This small, brass memorial plaque (Stolperstein or stumbling stone) commemorates:

* Ezechiël van Gelderen, born 1863, deported 1942, murdered 27 November 1942, Auschwitz.

Ezechiël van Gelderen’s parents were stoneware merchants, and his father was also a Jewish studies scholar. Ezechiël married Jetje Zwart. Their three sons and two daughters were all born in Kampen, from 1889 to 1905. Jetje herself died in 1917. Two years later, Ezechiël married Hester van Emden; she died in Kampen in 28 September 1941, age 71.

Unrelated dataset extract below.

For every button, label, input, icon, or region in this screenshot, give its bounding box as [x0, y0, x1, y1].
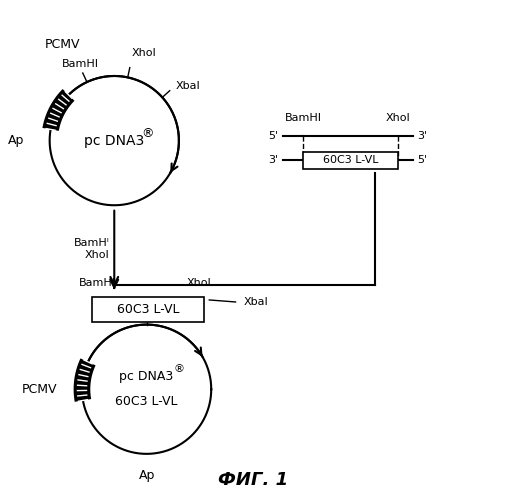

Ezechiël and all five of his children were murdered in Auschwitz, each on a different date: Ezechiël (27 November 1942, age 79), Maurits (26 October 1942, age 52), Rebecca (22 October 1942, age 51), Henriette (7 December 1942, age 50), Levie (28 February 1943, age 46), and Arie (01 December 1942, age 37). Of Ezechiël van Gelderen’s descendants, only one grandchild survived the Shoah.

Because of construction at the time, Ezechiël van Gelderen’s stolperstein was first placed in 2012 at the main entrance to Myosotis Engelenberg Park. In 2016, it was moved to Burgwal 45. To have placed it at the actual location where he once lived (Gast- en Proveniershuizen at Boven Nieuwstraat 46) would have left it in a less suitable place at the back of a complex of buidlings.

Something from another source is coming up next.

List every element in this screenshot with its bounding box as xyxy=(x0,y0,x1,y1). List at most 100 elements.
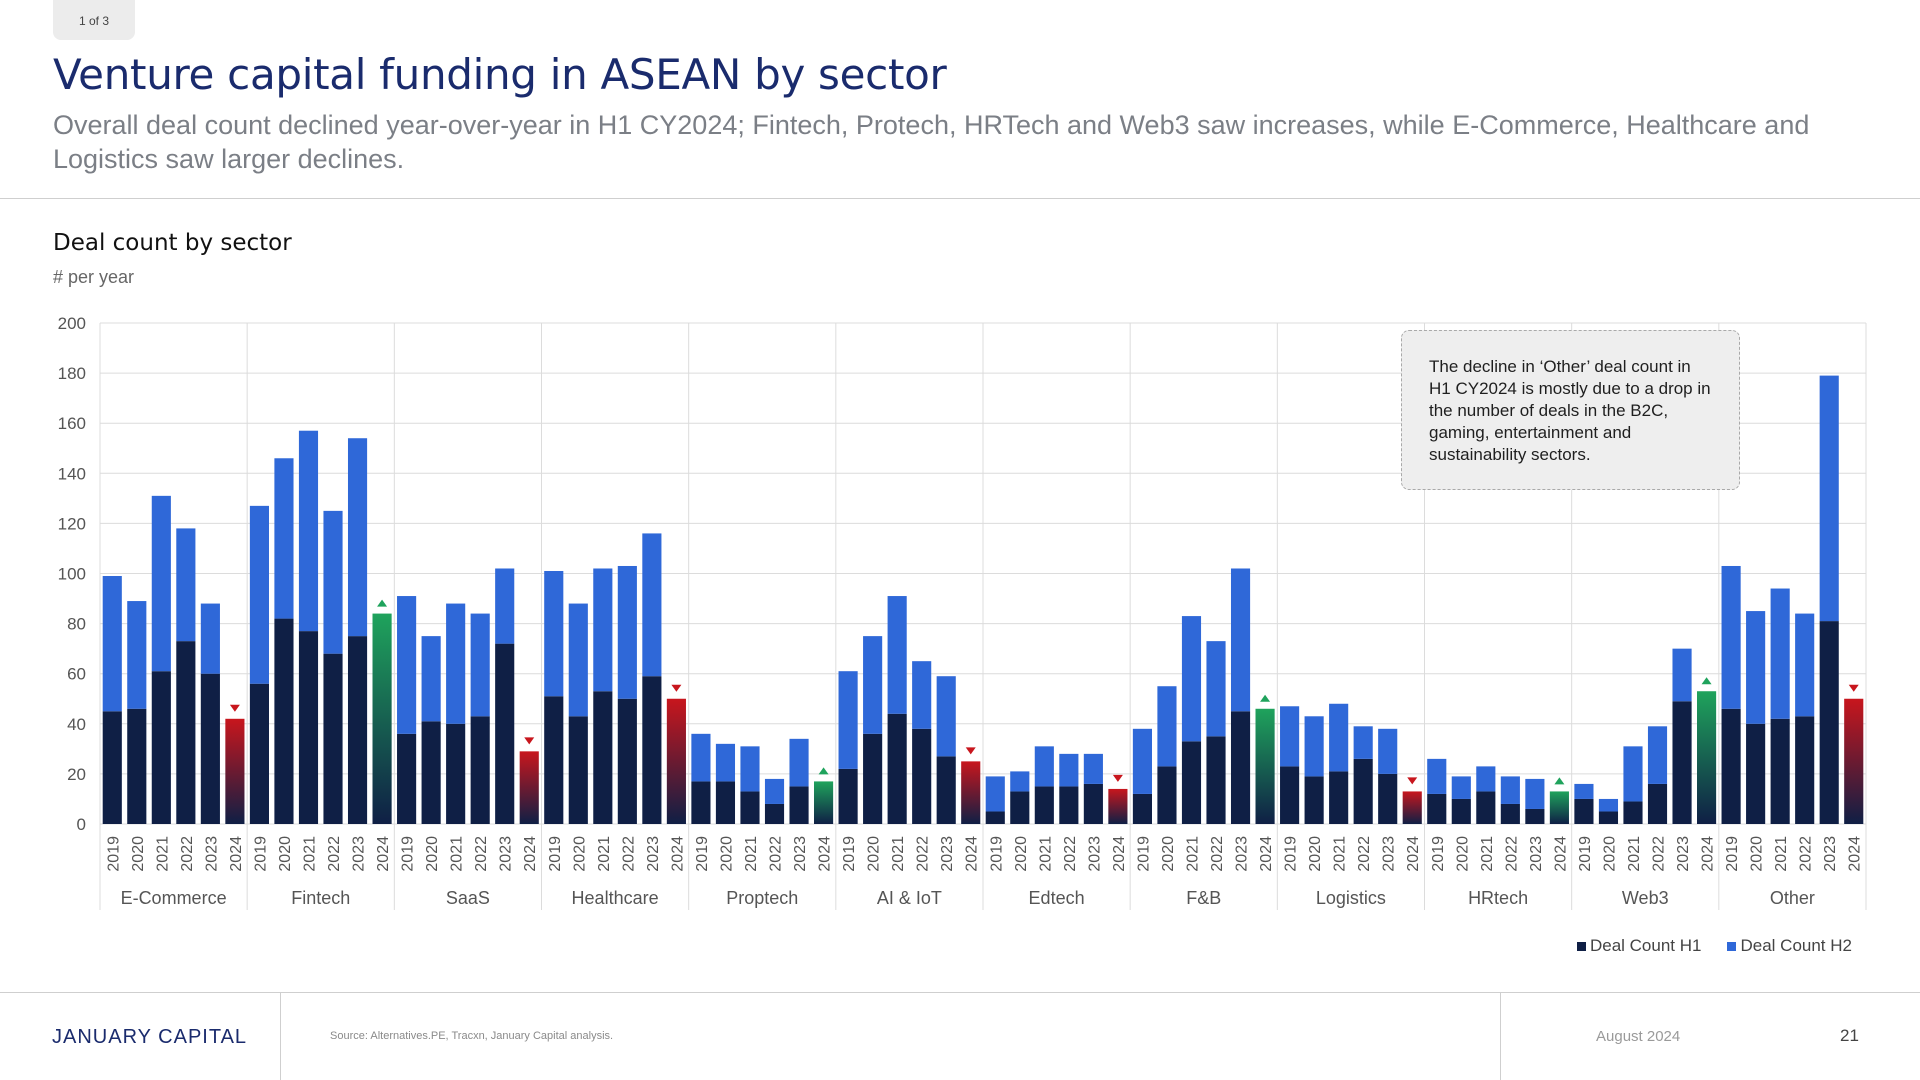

In the hall of the main entrance of the Ijsselheem Margaretha here at Burgwal 45, there is also a memorial plaque for Ezechiël van Gelderen.

Stolpersteine for two of Ezechiël's sons, Arie and Maurits van Gelderen, are at Hofstraat 69 in Kampen.

"Stolpersteine" is an art project for Europe by Gunter Demnig to commemorate victims of National Socialism (Nazism). Stolpersteine (stumbling stones) are small, 10x10cm brass plaques placed in the pavement in front of the last voluntary residence of (mostly Jewish) victims who were murdered by the Nazis. Each plaque is engraved with the victim’s name, date of birth, and place (mostly a concentration camp) and date of death. By doing this, Gunter Demnig gives an individual memorial to each victim. One stone, one name, one person. He cites the Talmud: "A human being is forgotten only when his or her name is forgotten."